Q. What should I do if there is a spill during a power outage?

  1. In the case of a power outage, call your regional water engineer and local health department to report the discharge.

Q. Do wet weather Combined Sewer Overflow (CSO) discharges have to be reported?

  1. Final regulations for the SPRTK law require wet weather CSO discharges to be reported to DEC and DOH within two hours of discovery. These notifications may be made on a waterbody basis for a community. Daily and termination notices are not required for wet weather discharges.

Q. What if a report was submitted by mistake?

  1. If a report was submitted by mistake, the facility can provide an update to DEC and Department of Health with the information email and provide details in the 5-day written report submitted to the Regional Water Engineer.

Q. Does a report need to be submitted for exceedances of State Pollutant Discharge Elimination System (SPDES) permit limits?

  1. No, the law does not apply to exceedances of SPDES permit limits. Permit limit exceedances should be reported using the Report of Noncompliance Event Form (PDF, 49 KB). Visit the DMR FAQs on Non-Compliance Reports webpage for more information.

Q. If the operator of a POTW or POSS responds to a sewage discharge event that is owned/operated by another party, who is responsible for submitting the sewage discharge report form?

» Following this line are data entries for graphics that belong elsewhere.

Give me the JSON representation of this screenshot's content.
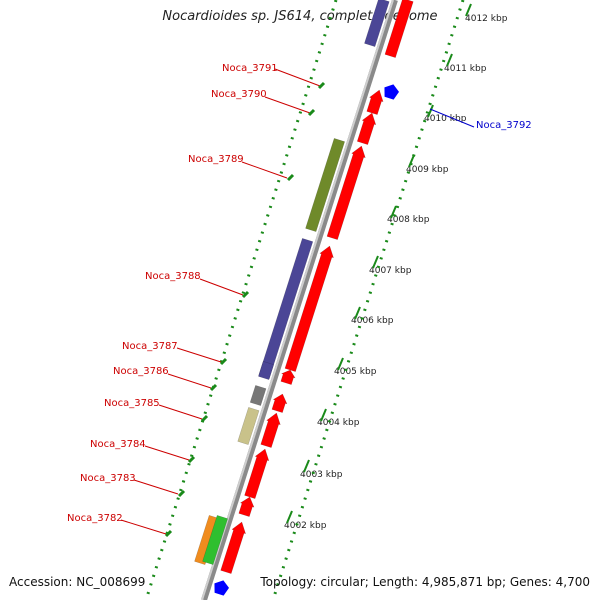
{
  "title": "Nocardioides sp. JS614, complete genome",
  "accession": "Accession: NC_008699",
  "topology": "Topology: circular; Length: 4,985,871 bp; Genes: 4,700",
  "colors": {
    "red": "#ff0000",
    "blue": "#0000ff",
    "purple": "#4b4696",
    "olive": "#6f8a2a",
    "khaki": "#c9c28a",
    "gray": "#777777",
    "orange": "#f08c1e",
    "green": "#2fbf2f",
    "label_red": "#cc0000",
    "label_blue": "#0000cc",
    "scale_green": "#1a8a1a"
  },
  "scale_ticks": [
    "4002 kbp",
    "4003 kbp",
    "4004 kbp",
    "4005 kbp",
    "4006 kbp",
    "4007 kbp",
    "4008 kbp",
    "4009 kbp",
    "4010 kbp",
    "4011 kbp",
    "4012 kbp"
  ],
  "gene_labels": [
    {
      "text": "Noca_3791",
      "color": "label_red"
    },
    {
      "text": "Noca_3790",
      "color": "label_red"
    },
    {
      "text": "Noca_3789",
      "color": "label_red"
    },
    {
      "text": "Noca_3788",
      "color": "label_red"
    },
    {
      "text": "Noca_3787",
      "color": "label_red"
    },
    {
      "text": "Noca_3786",
      "color": "label_red"
    },
    {
      "text": "Noca_3785",
      "color": "label_red"
    },
    {
      "text": "Noca_3784",
      "color": "label_red"
    },
    {
      "text": "Noca_3783",
      "color": "label_red"
    },
    {
      "text": "Noca_3782",
      "color": "label_red"
    },
    {
      "text": "Noca_3792",
      "color": "label_blue"
    }
  ]
}
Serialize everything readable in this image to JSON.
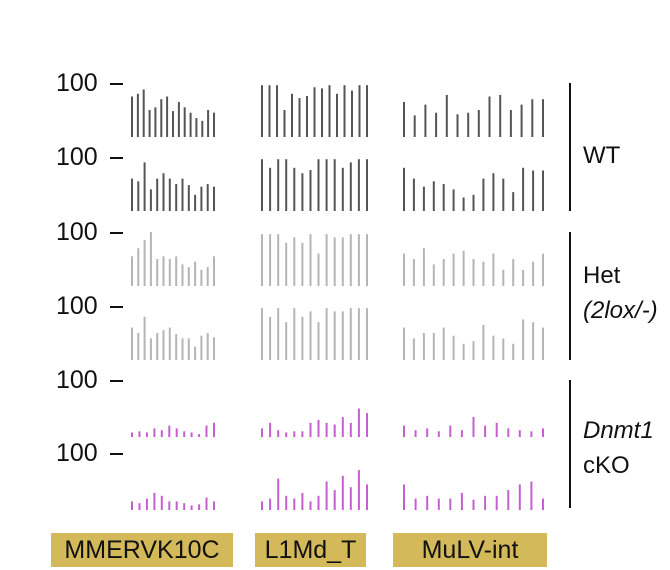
{
  "chart_data": {
    "type": "bar",
    "style": "genome-track methylation bar plot",
    "y_tick_label": "100",
    "te_families": [
      "MMERVK10C",
      "L1Md_T",
      "MuLV-int"
    ],
    "te_box_color": "#d4b95a",
    "groups": [
      {
        "label_line1": "WT",
        "label_line2": "",
        "italic_line1": false,
        "italic_line2": false,
        "color": "#555555"
      },
      {
        "label_line1": "Het",
        "label_line2": "(2lox/-)",
        "italic_line1": false,
        "italic_line2": true,
        "color": "#b5b5b5"
      },
      {
        "label_line1": "Dnmt1",
        "label_line2": "cKO",
        "italic_line1": true,
        "italic_line2": false,
        "color": "#c45fd0"
      }
    ],
    "tracks": [
      {
        "group": 0,
        "family_values": [
          [
            75,
            80,
            88,
            50,
            55,
            70,
            75,
            48,
            65,
            55,
            45,
            35,
            30,
            50,
            45
          ],
          [
            96,
            96,
            96,
            50,
            80,
            72,
            76,
            92,
            90,
            96,
            80,
            96,
            86,
            96,
            96
          ],
          [
            65,
            40,
            60,
            45,
            78,
            42,
            45,
            50,
            75,
            78,
            50,
            60,
            70,
            70
          ]
        ]
      },
      {
        "group": 0,
        "family_values": [
          [
            60,
            55,
            90,
            40,
            60,
            70,
            60,
            50,
            60,
            48,
            30,
            45,
            50,
            45
          ],
          [
            96,
            80,
            96,
            96,
            80,
            70,
            76,
            96,
            96,
            96,
            80,
            90,
            96,
            96
          ],
          [
            80,
            60,
            45,
            55,
            50,
            40,
            25,
            30,
            60,
            70,
            60,
            35,
            80,
            75,
            75
          ]
        ]
      },
      {
        "group": 1,
        "family_values": [
          [
            55,
            70,
            85,
            100,
            50,
            55,
            50,
            55,
            40,
            35,
            45,
            30,
            35,
            55
          ],
          [
            96,
            96,
            96,
            80,
            90,
            80,
            96,
            60,
            96,
            90,
            90,
            96,
            96,
            96
          ],
          [
            60,
            50,
            70,
            40,
            50,
            60,
            65,
            50,
            45,
            60,
            30,
            50,
            30,
            45,
            60
          ]
        ]
      },
      {
        "group": 1,
        "family_values": [
          [
            60,
            50,
            80,
            40,
            50,
            55,
            60,
            48,
            40,
            40,
            25,
            45,
            50,
            42
          ],
          [
            96,
            80,
            96,
            70,
            96,
            80,
            90,
            70,
            96,
            90,
            90,
            96,
            96,
            96
          ],
          [
            60,
            40,
            50,
            50,
            60,
            45,
            30,
            35,
            65,
            45,
            40,
            30,
            75,
            70,
            60
          ]
        ]
      },
      {
        "group": 2,
        "family_values": [
          [
            8,
            10,
            8,
            15,
            12,
            20,
            15,
            10,
            8,
            5,
            20,
            25
          ],
          [
            15,
            25,
            12,
            8,
            10,
            10,
            25,
            30,
            25,
            22,
            35,
            25,
            50,
            42
          ],
          [
            20,
            12,
            15,
            10,
            20,
            12,
            35,
            20,
            25,
            15,
            12,
            10,
            15
          ]
        ]
      },
      {
        "group": 2,
        "family_values": [
          [
            15,
            12,
            20,
            30,
            25,
            15,
            15,
            12,
            8,
            10,
            22,
            15
          ],
          [
            15,
            20,
            55,
            25,
            20,
            30,
            15,
            25,
            50,
            35,
            60,
            40,
            70,
            45
          ],
          [
            45,
            20,
            25,
            20,
            20,
            30,
            18,
            25,
            25,
            35,
            45,
            50,
            20
          ]
        ]
      }
    ]
  }
}
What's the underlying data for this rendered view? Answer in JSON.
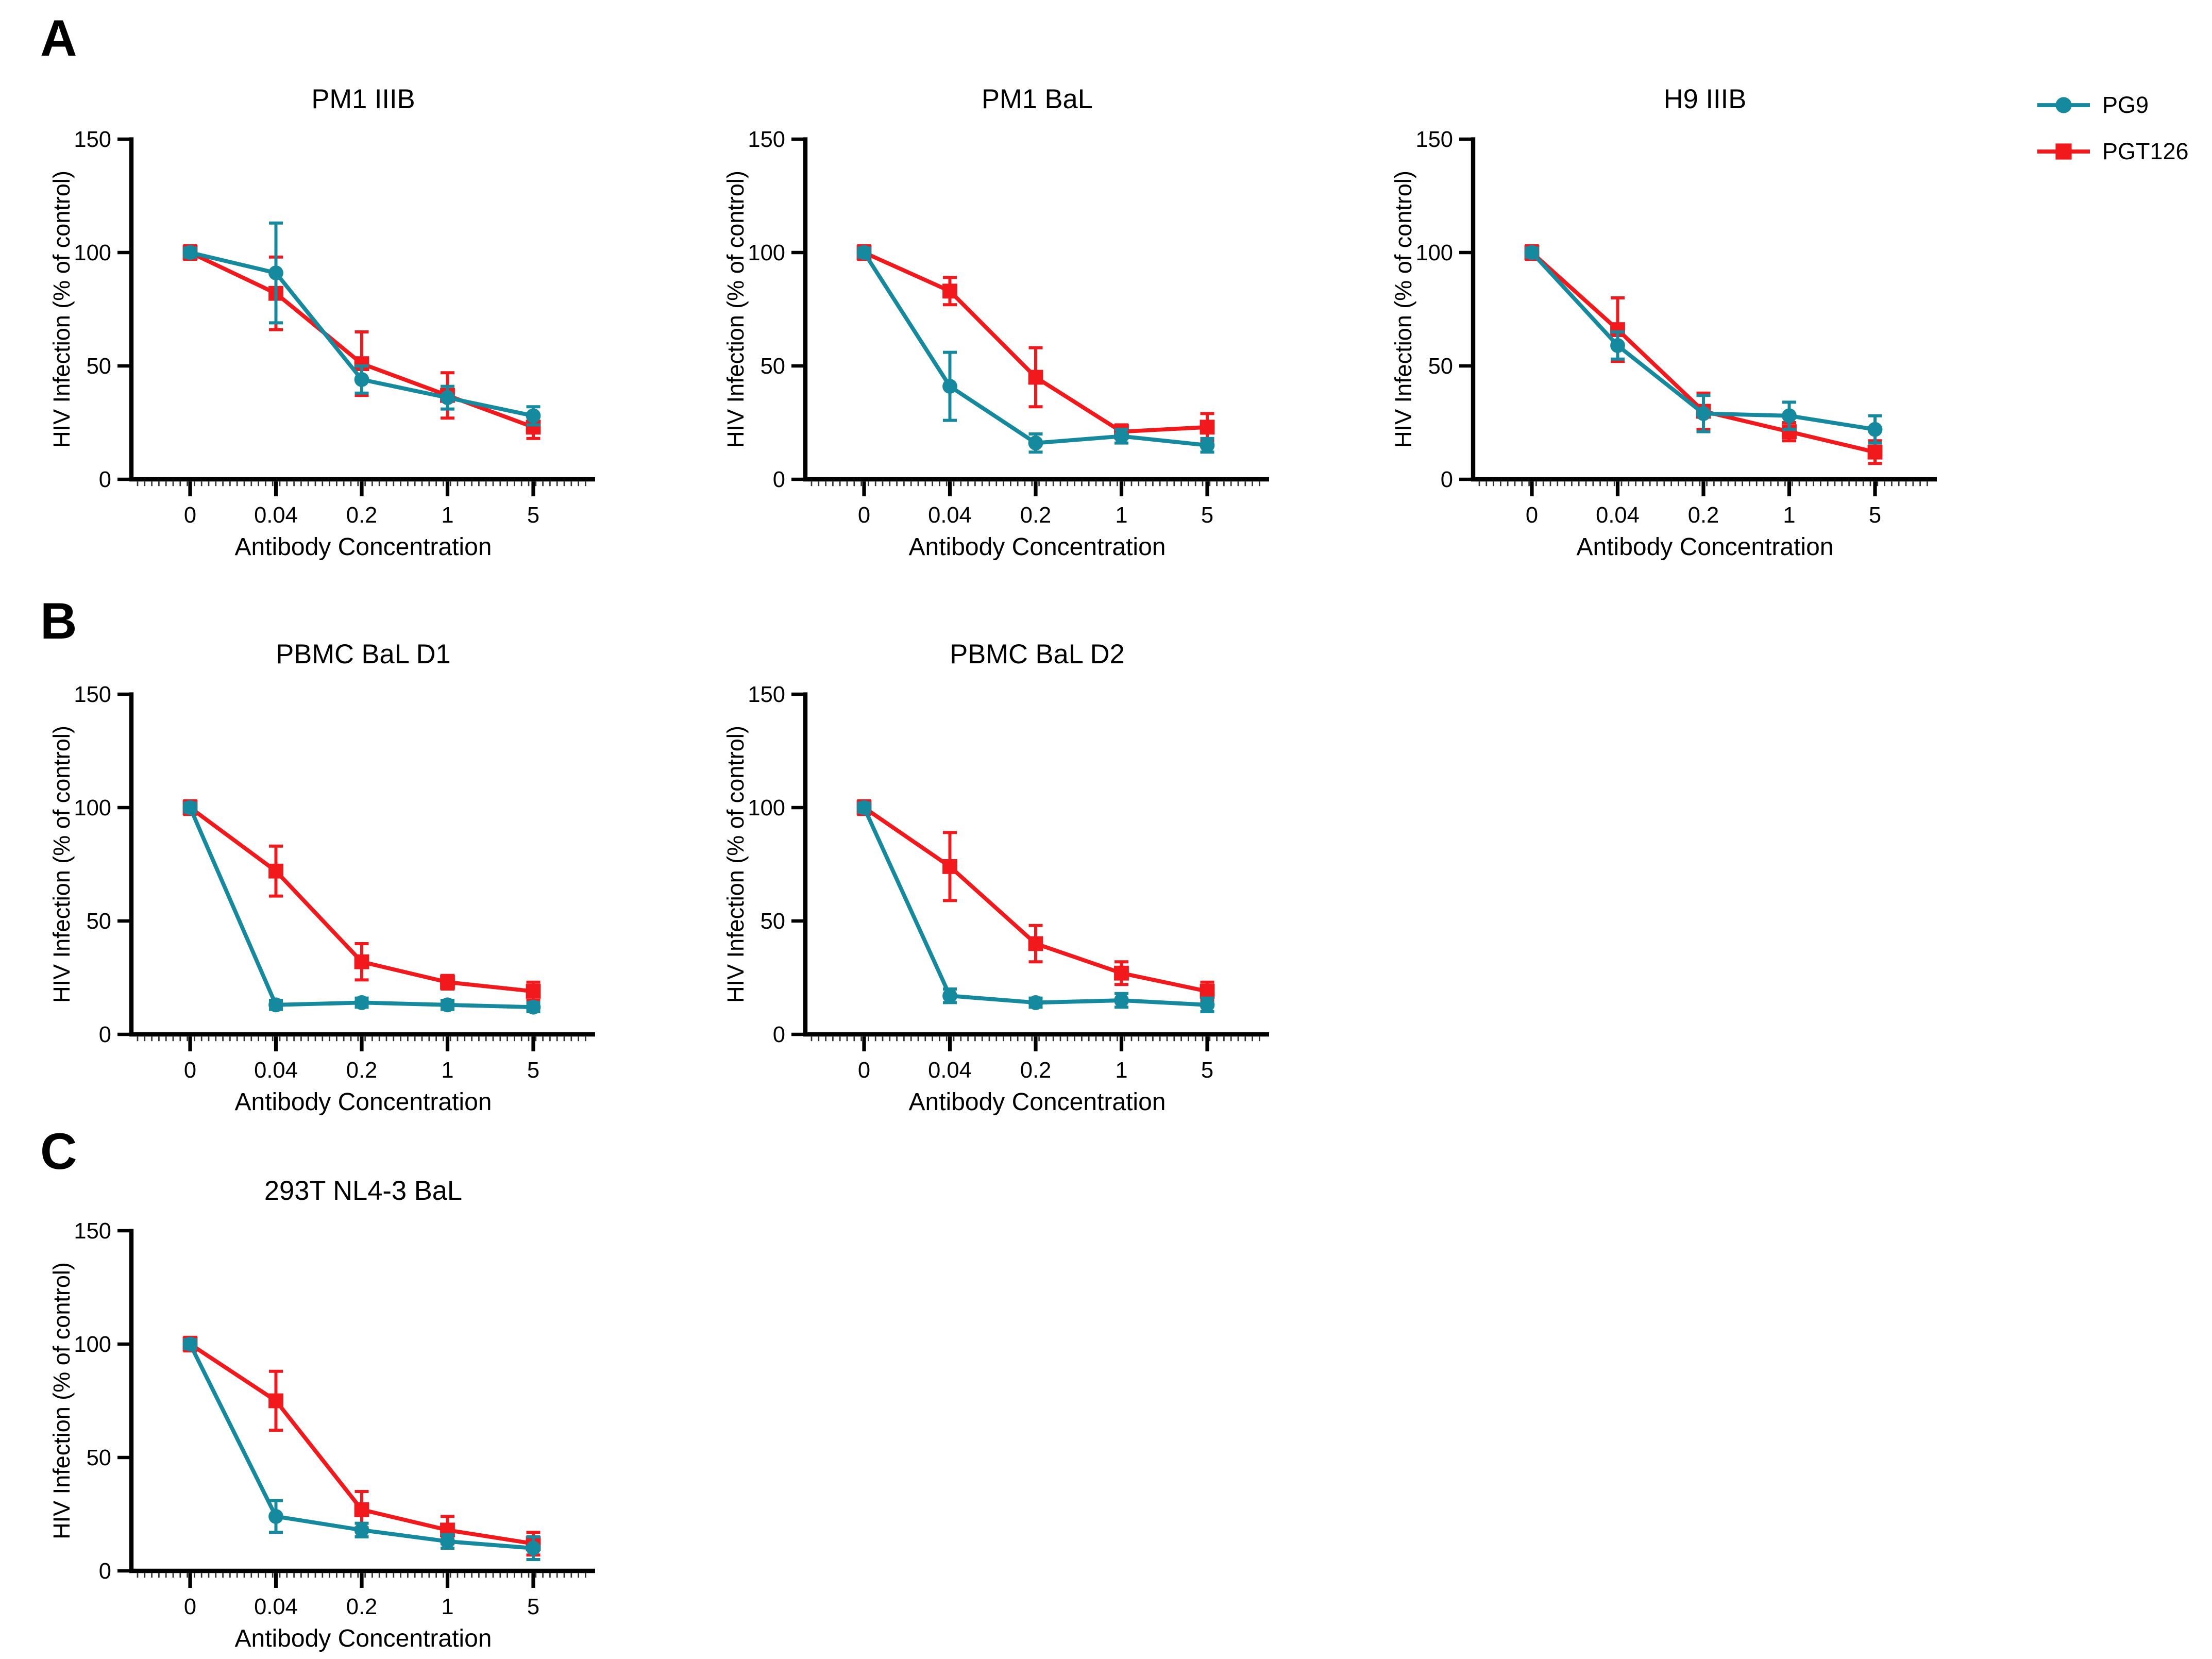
{
  "figure": {
    "panel_labels": [
      "A",
      "B",
      "C"
    ],
    "colors": {
      "pg9": "#15899D",
      "pgt126": "#F2191D"
    },
    "legend": {
      "items": [
        {
          "label": "PG9",
          "series": "pg9",
          "marker": "circle"
        },
        {
          "label": "PGT126",
          "series": "pgt126",
          "marker": "square"
        }
      ]
    }
  },
  "chart_data": [
    {
      "panel": "A",
      "title": "PM1 IIIB",
      "type": "line",
      "xlabel": "Antibody Concentration",
      "ylabel": "HIV Infection (% of control)",
      "x_labels": [
        "0",
        "0.04",
        "0.2",
        "1",
        "5"
      ],
      "ylim": [
        0,
        150
      ],
      "yticks": [
        0,
        50,
        100,
        150
      ],
      "grid": false,
      "series": [
        {
          "name": "PG9",
          "color_key": "pg9",
          "marker": "circle",
          "values": [
            100,
            91,
            44,
            36,
            28
          ],
          "errors": [
            2,
            22,
            6,
            5,
            4
          ]
        },
        {
          "name": "PGT126",
          "color_key": "pgt126",
          "marker": "square",
          "values": [
            100,
            82,
            51,
            37,
            23
          ],
          "errors": [
            3,
            16,
            14,
            10,
            5
          ]
        }
      ]
    },
    {
      "panel": "A",
      "title": "PM1 BaL",
      "type": "line",
      "xlabel": "Antibody Concentration",
      "ylabel": "HIV Infection (% of control)",
      "x_labels": [
        "0",
        "0.04",
        "0.2",
        "1",
        "5"
      ],
      "ylim": [
        0,
        150
      ],
      "yticks": [
        0,
        50,
        100,
        150
      ],
      "grid": false,
      "series": [
        {
          "name": "PG9",
          "color_key": "pg9",
          "marker": "circle",
          "values": [
            100,
            41,
            16,
            19,
            15
          ],
          "errors": [
            2,
            15,
            4,
            3,
            3
          ]
        },
        {
          "name": "PGT126",
          "color_key": "pgt126",
          "marker": "square",
          "values": [
            100,
            83,
            45,
            21,
            23
          ],
          "errors": [
            3,
            6,
            13,
            3,
            6
          ]
        }
      ]
    },
    {
      "panel": "A",
      "title": "H9 IIIB",
      "type": "line",
      "xlabel": "Antibody Concentration",
      "ylabel": "HIV Infection (% of control)",
      "x_labels": [
        "0",
        "0.04",
        "0.2",
        "1",
        "5"
      ],
      "ylim": [
        0,
        150
      ],
      "yticks": [
        0,
        50,
        100,
        150
      ],
      "grid": false,
      "series": [
        {
          "name": "PG9",
          "color_key": "pg9",
          "marker": "circle",
          "values": [
            100,
            59,
            29,
            28,
            22
          ],
          "errors": [
            2,
            6,
            8,
            6,
            6
          ]
        },
        {
          "name": "PGT126",
          "color_key": "pgt126",
          "marker": "square",
          "values": [
            100,
            66,
            30,
            21,
            12
          ],
          "errors": [
            3,
            14,
            8,
            4,
            5
          ]
        }
      ]
    },
    {
      "panel": "B",
      "title": "PBMC BaL D1",
      "type": "line",
      "xlabel": "Antibody Concentration",
      "ylabel": "HIV Infection (% of control)",
      "x_labels": [
        "0",
        "0.04",
        "0.2",
        "1",
        "5"
      ],
      "ylim": [
        0,
        150
      ],
      "yticks": [
        0,
        50,
        100,
        150
      ],
      "grid": false,
      "series": [
        {
          "name": "PG9",
          "color_key": "pg9",
          "marker": "circle",
          "values": [
            100,
            13,
            14,
            13,
            12
          ],
          "errors": [
            2,
            2,
            2,
            2,
            2
          ]
        },
        {
          "name": "PGT126",
          "color_key": "pgt126",
          "marker": "square",
          "values": [
            100,
            72,
            32,
            23,
            19
          ],
          "errors": [
            3,
            11,
            8,
            3,
            4
          ]
        }
      ]
    },
    {
      "panel": "B",
      "title": "PBMC BaL D2",
      "type": "line",
      "xlabel": "Antibody Concentration",
      "ylabel": "HIV Infection (% of control)",
      "x_labels": [
        "0",
        "0.04",
        "0.2",
        "1",
        "5"
      ],
      "ylim": [
        0,
        150
      ],
      "yticks": [
        0,
        50,
        100,
        150
      ],
      "grid": false,
      "series": [
        {
          "name": "PG9",
          "color_key": "pg9",
          "marker": "circle",
          "values": [
            100,
            17,
            14,
            15,
            13
          ],
          "errors": [
            2,
            3,
            2,
            3,
            3
          ]
        },
        {
          "name": "PGT126",
          "color_key": "pgt126",
          "marker": "square",
          "values": [
            100,
            74,
            40,
            27,
            19
          ],
          "errors": [
            3,
            15,
            8,
            5,
            4
          ]
        }
      ]
    },
    {
      "panel": "C",
      "title": "293T NL4-3 BaL",
      "type": "line",
      "xlabel": "Antibody Concentration",
      "ylabel": "HIV Infection (% of control)",
      "x_labels": [
        "0",
        "0.04",
        "0.2",
        "1",
        "5"
      ],
      "ylim": [
        0,
        150
      ],
      "yticks": [
        0,
        50,
        100,
        150
      ],
      "grid": false,
      "series": [
        {
          "name": "PG9",
          "color_key": "pg9",
          "marker": "circle",
          "values": [
            100,
            24,
            18,
            13,
            10
          ],
          "errors": [
            2,
            7,
            3,
            3,
            5
          ]
        },
        {
          "name": "PGT126",
          "color_key": "pgt126",
          "marker": "square",
          "values": [
            100,
            75,
            27,
            18,
            12
          ],
          "errors": [
            3,
            13,
            8,
            6,
            5
          ]
        }
      ]
    }
  ]
}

  1. The owner/operator of the system where the sewage discharge occurred is responsible for reporting the sewage spill. If it is a privately owned line, it does not need to be reported.

Q. We issued a notice and then determined that the line was privately owned, what do we do?

  1. Update the original notice - add "privately owned" to the headline and in the additional information box then enter that it was determined to be a privately owned sewer line.

Q. How does the facility operator know that the report was received by DEC?

  1. NY-Alert keeps records of all reports submitted on its website. In addition, notifiers receive a confirmation email of the submitted report. POTWs and POSSs should retain these confirmation emails as record of submission.

Q. State Pollutant Discharge Elimination System (SPDES) permits currently require signs at each Combined Sewer Overflow (CSO) location. Do these signs need to be replaced by new "CSO Warning" signs as shown on DEC's website?

  1. The sign shown on DEC's website is a good example of a CSO outfall sign. The existing signs do not have to be replaced, They are covered under current regulations and the new law does not require them to be changed.